« Tog way gay yédji » : le petit code discret des bus qui en dit long sur le quotidien des passagers à N’Djamena

Dans les bus qui sillonnent les rues de N’Djamena, certaines scènes passent presque inaperçues pour ceux qui restent à l’extérieur. Entre le chauffeur et son apprenti, de petits mots circulent, chuchotés comme des signaux discrets. Ces expressions, mélange de langues locales et d’arabe tchadien, racontent en réalité beaucoup sur la manière dont fonctionne le transport urbain et sur le quotidien des passagers. Parmi elles, « tog way gay yédji » est l’un de ces codes qui révèlent toute une organisation informelle, mais bien réelle, au cœur des bus de la capitale.
À N’Djamena, prendre un bus de transport public fait partie du quotidien de nombreux citoyens. Étudiants, travailleurs, commerçants… pour beaucoup, c’est le moyen de transport le plus accessible pour se déplacer dans la ville.
Mais lorsqu’on est déjà installé dans un bus, on remarque parfois un détail que ceux qui sont à l’extérieur ne perçoivent pas.

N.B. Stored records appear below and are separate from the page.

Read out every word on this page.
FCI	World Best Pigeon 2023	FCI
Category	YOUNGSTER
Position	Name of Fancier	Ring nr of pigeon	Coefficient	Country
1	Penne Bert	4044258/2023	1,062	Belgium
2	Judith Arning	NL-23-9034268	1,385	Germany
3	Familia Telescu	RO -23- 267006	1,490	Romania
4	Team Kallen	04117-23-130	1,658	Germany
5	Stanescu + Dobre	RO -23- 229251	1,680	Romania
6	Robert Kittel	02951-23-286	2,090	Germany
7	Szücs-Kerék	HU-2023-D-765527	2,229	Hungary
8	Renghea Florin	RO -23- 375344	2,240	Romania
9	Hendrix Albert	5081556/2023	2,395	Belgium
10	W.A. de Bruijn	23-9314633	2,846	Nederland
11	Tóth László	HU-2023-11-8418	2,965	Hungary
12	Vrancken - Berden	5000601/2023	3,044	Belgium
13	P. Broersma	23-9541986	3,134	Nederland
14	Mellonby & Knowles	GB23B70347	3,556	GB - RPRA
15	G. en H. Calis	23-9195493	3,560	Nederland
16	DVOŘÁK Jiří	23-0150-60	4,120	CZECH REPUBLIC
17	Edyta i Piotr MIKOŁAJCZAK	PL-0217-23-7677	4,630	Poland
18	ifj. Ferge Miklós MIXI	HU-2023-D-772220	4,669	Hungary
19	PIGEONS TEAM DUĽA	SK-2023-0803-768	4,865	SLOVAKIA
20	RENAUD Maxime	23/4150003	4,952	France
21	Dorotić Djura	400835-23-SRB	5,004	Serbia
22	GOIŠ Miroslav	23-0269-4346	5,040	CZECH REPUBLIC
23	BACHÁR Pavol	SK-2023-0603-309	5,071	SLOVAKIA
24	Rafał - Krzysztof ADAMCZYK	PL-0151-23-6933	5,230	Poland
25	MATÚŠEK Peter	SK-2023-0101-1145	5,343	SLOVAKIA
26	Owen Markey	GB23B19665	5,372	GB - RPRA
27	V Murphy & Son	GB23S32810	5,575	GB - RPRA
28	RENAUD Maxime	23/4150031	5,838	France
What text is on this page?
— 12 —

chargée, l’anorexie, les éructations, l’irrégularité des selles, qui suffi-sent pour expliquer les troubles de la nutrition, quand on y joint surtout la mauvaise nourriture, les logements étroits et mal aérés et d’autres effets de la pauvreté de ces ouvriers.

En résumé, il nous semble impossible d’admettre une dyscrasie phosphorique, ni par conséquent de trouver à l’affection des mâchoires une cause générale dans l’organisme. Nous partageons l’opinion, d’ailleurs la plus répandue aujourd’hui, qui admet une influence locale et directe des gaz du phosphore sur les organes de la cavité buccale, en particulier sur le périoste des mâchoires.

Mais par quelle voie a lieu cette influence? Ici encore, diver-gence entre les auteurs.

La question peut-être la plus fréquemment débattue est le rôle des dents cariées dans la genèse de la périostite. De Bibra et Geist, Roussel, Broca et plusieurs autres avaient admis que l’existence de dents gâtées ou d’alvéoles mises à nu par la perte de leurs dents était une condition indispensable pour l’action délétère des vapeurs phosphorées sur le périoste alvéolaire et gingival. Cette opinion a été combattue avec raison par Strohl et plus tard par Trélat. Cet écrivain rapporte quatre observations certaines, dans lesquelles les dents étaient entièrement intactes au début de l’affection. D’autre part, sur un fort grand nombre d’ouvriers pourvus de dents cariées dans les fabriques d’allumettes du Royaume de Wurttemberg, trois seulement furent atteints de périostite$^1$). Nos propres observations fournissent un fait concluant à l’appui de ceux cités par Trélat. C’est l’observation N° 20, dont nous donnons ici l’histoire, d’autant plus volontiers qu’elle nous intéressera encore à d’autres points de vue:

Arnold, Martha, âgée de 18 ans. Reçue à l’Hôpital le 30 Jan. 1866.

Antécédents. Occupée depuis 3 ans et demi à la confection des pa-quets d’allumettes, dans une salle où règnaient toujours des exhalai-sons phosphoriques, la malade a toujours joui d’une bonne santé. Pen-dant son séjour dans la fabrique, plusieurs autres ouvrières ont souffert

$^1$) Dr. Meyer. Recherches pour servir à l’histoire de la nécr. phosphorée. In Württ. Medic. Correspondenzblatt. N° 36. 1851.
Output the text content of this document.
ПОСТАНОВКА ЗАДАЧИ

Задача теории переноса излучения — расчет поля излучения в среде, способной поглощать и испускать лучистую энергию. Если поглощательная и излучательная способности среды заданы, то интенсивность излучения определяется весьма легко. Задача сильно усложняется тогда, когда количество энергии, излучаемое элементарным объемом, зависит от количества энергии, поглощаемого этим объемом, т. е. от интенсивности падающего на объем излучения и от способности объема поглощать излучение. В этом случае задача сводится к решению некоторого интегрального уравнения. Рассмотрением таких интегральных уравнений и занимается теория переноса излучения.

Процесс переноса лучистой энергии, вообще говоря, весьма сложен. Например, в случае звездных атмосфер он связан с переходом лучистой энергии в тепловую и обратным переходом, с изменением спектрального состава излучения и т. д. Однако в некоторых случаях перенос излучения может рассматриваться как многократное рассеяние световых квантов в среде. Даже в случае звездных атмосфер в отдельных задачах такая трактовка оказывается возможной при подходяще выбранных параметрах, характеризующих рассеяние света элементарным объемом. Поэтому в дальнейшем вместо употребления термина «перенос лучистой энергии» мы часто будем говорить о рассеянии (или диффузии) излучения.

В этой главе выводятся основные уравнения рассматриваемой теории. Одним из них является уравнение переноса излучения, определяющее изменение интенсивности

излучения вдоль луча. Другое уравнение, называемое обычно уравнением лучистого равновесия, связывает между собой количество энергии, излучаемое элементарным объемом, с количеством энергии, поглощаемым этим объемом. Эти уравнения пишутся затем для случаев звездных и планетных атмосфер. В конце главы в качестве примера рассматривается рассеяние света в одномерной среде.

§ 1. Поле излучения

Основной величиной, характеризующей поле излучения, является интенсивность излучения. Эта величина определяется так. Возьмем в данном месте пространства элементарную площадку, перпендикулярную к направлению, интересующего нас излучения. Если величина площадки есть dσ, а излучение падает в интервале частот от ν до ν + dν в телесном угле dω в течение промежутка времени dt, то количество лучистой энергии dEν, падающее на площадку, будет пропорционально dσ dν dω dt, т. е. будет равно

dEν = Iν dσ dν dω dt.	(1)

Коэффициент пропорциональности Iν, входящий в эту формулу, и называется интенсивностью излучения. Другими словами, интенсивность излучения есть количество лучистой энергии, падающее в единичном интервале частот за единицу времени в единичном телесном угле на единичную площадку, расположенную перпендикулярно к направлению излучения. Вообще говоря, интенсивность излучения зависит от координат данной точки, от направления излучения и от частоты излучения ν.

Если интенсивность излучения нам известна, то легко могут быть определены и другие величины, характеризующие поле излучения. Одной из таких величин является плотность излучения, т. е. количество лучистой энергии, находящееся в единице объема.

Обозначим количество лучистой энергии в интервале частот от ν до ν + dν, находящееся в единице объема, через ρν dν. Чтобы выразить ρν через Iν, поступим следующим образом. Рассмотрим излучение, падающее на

Entre le chauffeur et son apprenti, il existe de petits codes murmurés presque discrètement. Parmi eux, une expression revient souvent : « tog way gay yédji » melange de bunda et d’arabe Tchadien qui signifie littéralement une pièce de 100F arrive.
Cette phrase n’est pas criée. Elle est généralement chuchotée entre eux, presque comme un signal. Pour comprendre, il faut être à l’intérieur du bus.
Dans leur langage, cela signifie simplement : « Stop, il y a un client ». Autrement dit, une nouvelle pièce de 100 FCFA arrive. Le chauffeur ralentit ou freine, l’apprenti descend rapidement pour appeler la personne et l’inviter à monter.
Ce petit code montre à quel point, dans ce système de transport, chaque client compte. Le but est clair : remplir le bus pour rentabiliser le trajet.
Mais du côté des passagers, cette réalité peut parfois créer un malaise. Une fois dans le véhicule, l’attention du chauffeur et de l’apprenti se tourne déjà vers l’extérieur, vers les prochains clients à attirer.
Les passagers deviennent alors spectateurs d’un ballet quotidien : arrêts fréquents, discussions rapides entre chauffeur et apprenti, et parfois de longues attentes pour que le bus se remplisse avant de continuer.
Pourtant, malgré ces difficultés, les habitants continuent d’emprunter ces bus. Parce que dans de nombreuses zones de la ville, les alternatives restent limitées.
Au fond, ces petits codes comme « tog way gay yédji » racontent quelque chose de plus grand : la débrouillardise du transport urbain, mais aussi les défis auxquels font face à la fois les transporteurs et les usagers.
Et peut-être qu’avec plus d’organisation, de dialogue et de respect mutuel, ces trajets quotidiens pourraient devenir plus agréables et plus sûrs pour tout le monde.
Car derrière chaque arrêt de bus, il n’y a pas seulement une pièce de 100 FCFA.
Il y a une personne qui se déplace, un citoyen qui mérite considération.